NASCAR Can’t Catch a Break as Flash Floods Delay Bristol Dirt Race
NASCAR and rain don’t get along. America’s premiere stock car series won’t even touch the track if it’s wet out, so when poor weather hit this year’s season-opening Daytona 500, NASCAR had no option but to wait six whole hours, dragging tv viewership to an all-time low, according to SportsPro. Looking back, however, it had nothing on NASCAR’s attempted return to dirt this weekend, where once again, weather conspired to rain on NASCAR’s parade. This time, though, so hard that it postponed racing until Monday.
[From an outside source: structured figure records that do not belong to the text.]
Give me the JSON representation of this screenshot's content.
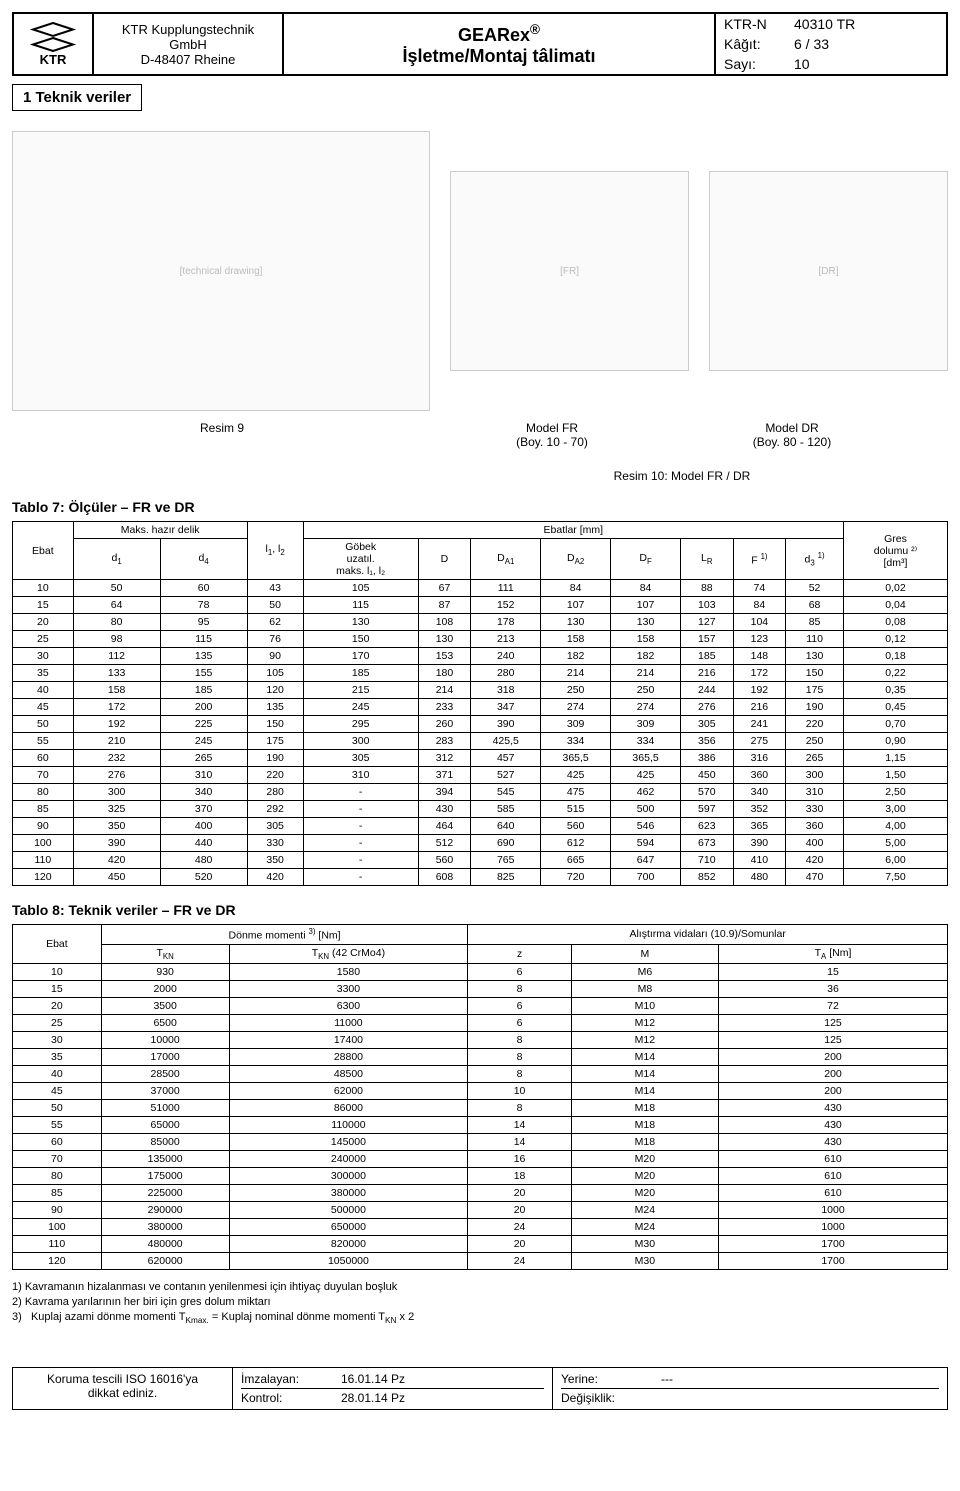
{
  "header": {
    "logo_text": "KTR",
    "company_lines": [
      "KTR Kupplungstechnik",
      "GmbH",
      "D-48407 Rheine"
    ],
    "title_line1": "GEARex",
    "title_reg": "®",
    "title_line2": "İşletme/Montaj tâlimatı",
    "meta": [
      {
        "k": "KTR-N",
        "v": "40310 TR"
      },
      {
        "k": "Kâğıt:",
        "v": "6 / 33"
      },
      {
        "k": "Sayı:",
        "v": "10"
      }
    ]
  },
  "section_title": "1 Teknik veriler",
  "captions": {
    "resim9": "Resim 9",
    "fr": "Model FR",
    "fr_sub": "(Boy. 10 - 70)",
    "dr": "Model DR",
    "dr_sub": "(Boy. 80 - 120)",
    "resim10": "Resim 10: Model FR / DR"
  },
  "table7": {
    "title": "Tablo 7: Ölçüler – FR ve DR",
    "h_ebat": "Ebat",
    "h_maks": "Maks. hazır delik",
    "h_d1": "d₁",
    "h_d4": "d₄",
    "h_l": "l₁, l₂",
    "h_ebatlar": "Ebatlar [mm]",
    "h_gobek1": "Göbek",
    "h_gobek2": "uzatıl.",
    "h_gobek3": "maks. l₁, l₂",
    "h_D": "D",
    "h_DA1": "D_A1",
    "h_DA2": "D_A2",
    "h_DF": "D_F",
    "h_LR": "L_R",
    "h_F": "F ¹⁾",
    "h_d3": "d₃ ¹⁾",
    "h_gres1": "Gres",
    "h_gres2": "dolumu ²⁾",
    "h_gres3": "[dm³]",
    "rows": [
      [
        "10",
        "50",
        "60",
        "43",
        "105",
        "67",
        "111",
        "84",
        "84",
        "88",
        "74",
        "52",
        "0,02"
      ],
      [
        "15",
        "64",
        "78",
        "50",
        "115",
        "87",
        "152",
        "107",
        "107",
        "103",
        "84",
        "68",
        "0,04"
      ],
      [
        "20",
        "80",
        "95",
        "62",
        "130",
        "108",
        "178",
        "130",
        "130",
        "127",
        "104",
        "85",
        "0,08"
      ],
      [
        "25",
        "98",
        "115",
        "76",
        "150",
        "130",
        "213",
        "158",
        "158",
        "157",
        "123",
        "110",
        "0,12"
      ],
      [
        "30",
        "112",
        "135",
        "90",
        "170",
        "153",
        "240",
        "182",
        "182",
        "185",
        "148",
        "130",
        "0,18"
      ],
      [
        "35",
        "133",
        "155",
        "105",
        "185",
        "180",
        "280",
        "214",
        "214",
        "216",
        "172",
        "150",
        "0,22"
      ],
      [
        "40",
        "158",
        "185",
        "120",
        "215",
        "214",
        "318",
        "250",
        "250",
        "244",
        "192",
        "175",
        "0,35"
      ],
      [
        "45",
        "172",
        "200",
        "135",
        "245",
        "233",
        "347",
        "274",
        "274",
        "276",
        "216",
        "190",
        "0,45"
      ],
      [
        "50",
        "192",
        "225",
        "150",
        "295",
        "260",
        "390",
        "309",
        "309",
        "305",
        "241",
        "220",
        "0,70"
      ],
      [
        "55",
        "210",
        "245",
        "175",
        "300",
        "283",
        "425,5",
        "334",
        "334",
        "356",
        "275",
        "250",
        "0,90"
      ],
      [
        "60",
        "232",
        "265",
        "190",
        "305",
        "312",
        "457",
        "365,5",
        "365,5",
        "386",
        "316",
        "265",
        "1,15"
      ],
      [
        "70",
        "276",
        "310",
        "220",
        "310",
        "371",
        "527",
        "425",
        "425",
        "450",
        "360",
        "300",
        "1,50"
      ],
      [
        "80",
        "300",
        "340",
        "280",
        "-",
        "394",
        "545",
        "475",
        "462",
        "570",
        "340",
        "310",
        "2,50"
      ],
      [
        "85",
        "325",
        "370",
        "292",
        "-",
        "430",
        "585",
        "515",
        "500",
        "597",
        "352",
        "330",
        "3,00"
      ],
      [
        "90",
        "350",
        "400",
        "305",
        "-",
        "464",
        "640",
        "560",
        "546",
        "623",
        "365",
        "360",
        "4,00"
      ],
      [
        "100",
        "390",
        "440",
        "330",
        "-",
        "512",
        "690",
        "612",
        "594",
        "673",
        "390",
        "400",
        "5,00"
      ],
      [
        "110",
        "420",
        "480",
        "350",
        "-",
        "560",
        "765",
        "665",
        "647",
        "710",
        "410",
        "420",
        "6,00"
      ],
      [
        "120",
        "450",
        "520",
        "420",
        "-",
        "608",
        "825",
        "720",
        "700",
        "852",
        "480",
        "470",
        "7,50"
      ]
    ]
  },
  "table8": {
    "title": "Tablo 8: Teknik veriler – FR ve DR",
    "h_ebat": "Ebat",
    "h_donme": "Dönme momenti ³⁾ [Nm]",
    "h_tkn": "T_KN",
    "h_tkn42": "T_KN (42 CrMo4)",
    "h_alis": "Alıştırma vidaları (10.9)/Somunlar",
    "h_z": "z",
    "h_M": "M",
    "h_TA": "T_A [Nm]",
    "rows": [
      [
        "10",
        "930",
        "1580",
        "6",
        "M6",
        "15"
      ],
      [
        "15",
        "2000",
        "3300",
        "8",
        "M8",
        "36"
      ],
      [
        "20",
        "3500",
        "6300",
        "6",
        "M10",
        "72"
      ],
      [
        "25",
        "6500",
        "11000",
        "6",
        "M12",
        "125"
      ],
      [
        "30",
        "10000",
        "17400",
        "8",
        "M12",
        "125"
      ],
      [
        "35",
        "17000",
        "28800",
        "8",
        "M14",
        "200"
      ],
      [
        "40",
        "28500",
        "48500",
        "8",
        "M14",
        "200"
      ],
      [
        "45",
        "37000",
        "62000",
        "10",
        "M14",
        "200"
      ],
      [
        "50",
        "51000",
        "86000",
        "8",
        "M18",
        "430"
      ],
      [
        "55",
        "65000",
        "110000",
        "14",
        "M18",
        "430"
      ],
      [
        "60",
        "85000",
        "145000",
        "14",
        "M18",
        "430"
      ],
      [
        "70",
        "135000",
        "240000",
        "16",
        "M20",
        "610"
      ],
      [
        "80",
        "175000",
        "300000",
        "18",
        "M20",
        "610"
      ],
      [
        "85",
        "225000",
        "380000",
        "20",
        "M20",
        "610"
      ],
      [
        "90",
        "290000",
        "500000",
        "20",
        "M24",
        "1000"
      ],
      [
        "100",
        "380000",
        "650000",
        "24",
        "M24",
        "1000"
      ],
      [
        "110",
        "480000",
        "820000",
        "20",
        "M30",
        "1700"
      ],
      [
        "120",
        "620000",
        "1050000",
        "24",
        "M30",
        "1700"
      ]
    ]
  },
  "footnotes": [
    "1)   Kavramanın hizalanması ve contanın yenilenmesi için ihtiyaç duyulan boşluk",
    "2)   Kavrama yarılarının her biri için gres dolum miktarı",
    "3)   Kuplaj azami dönme momenti T_Kmax. = Kuplaj nominal dönme momenti T_KN x 2"
  ],
  "footer": {
    "iso1": "Koruma tescili ISO 16016'ya",
    "iso2": "dikkat ediniz.",
    "imza_k": "İmzalayan:",
    "imza_v": "16.01.14 Pz",
    "kontrol_k": "Kontrol:",
    "kontrol_v": "28.01.14 Pz",
    "yerine_k": "Yerine:",
    "yerine_v": "---",
    "degis_k": "Değişiklik:",
    "degis_v": ""
  }
}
Weather reportedly first took its toll on Saturday’s qualifying heats, initially delaying the Trucks qualifier until the evening after a two-hour dry period according to The Charlotte Observer. But after NASCAR gave the go-ahead, it reportedly reversed its decision after a single lap, with mud kicked up by the trucks’ specially made bias-ply tires
obscuring drivers’ windshields.
Stewart Friesen’s NASCAR Truck spattered with mud at Bristol Motor Speedway
By the time track officials registered three inches of rainfall on Sunday morning, the National Weather Service had issued a flash flood warning for the area, one proved prophetic by photos captured that day. In images and video taken Sunday, Bristol Motor Speedway’s carefully prepared premises can be seen flooded, standing water swamping the road to the track and an area reportedly occupied by vendors’ tents. Accordingly, NASCAR postponed both its Truck and Cup series races to Monday, scheduled for 12 and 4 p.m. ET respectively.
As of Monday morning, the races look set to go on. The Weather Channel forecasts a sunny day of modest humidity, and images of the paddock posted to the track’s Twitter show the area has drained since yesterday. Even so, when NASCAR lets the green flag fly for its Truck series, it’ll come as a surprise if they don’t still kick up an alarming amount of mud. Let’s hope there’s some racing surface left by the time the “god-awful bad” Cup cars hit the track this afternoon.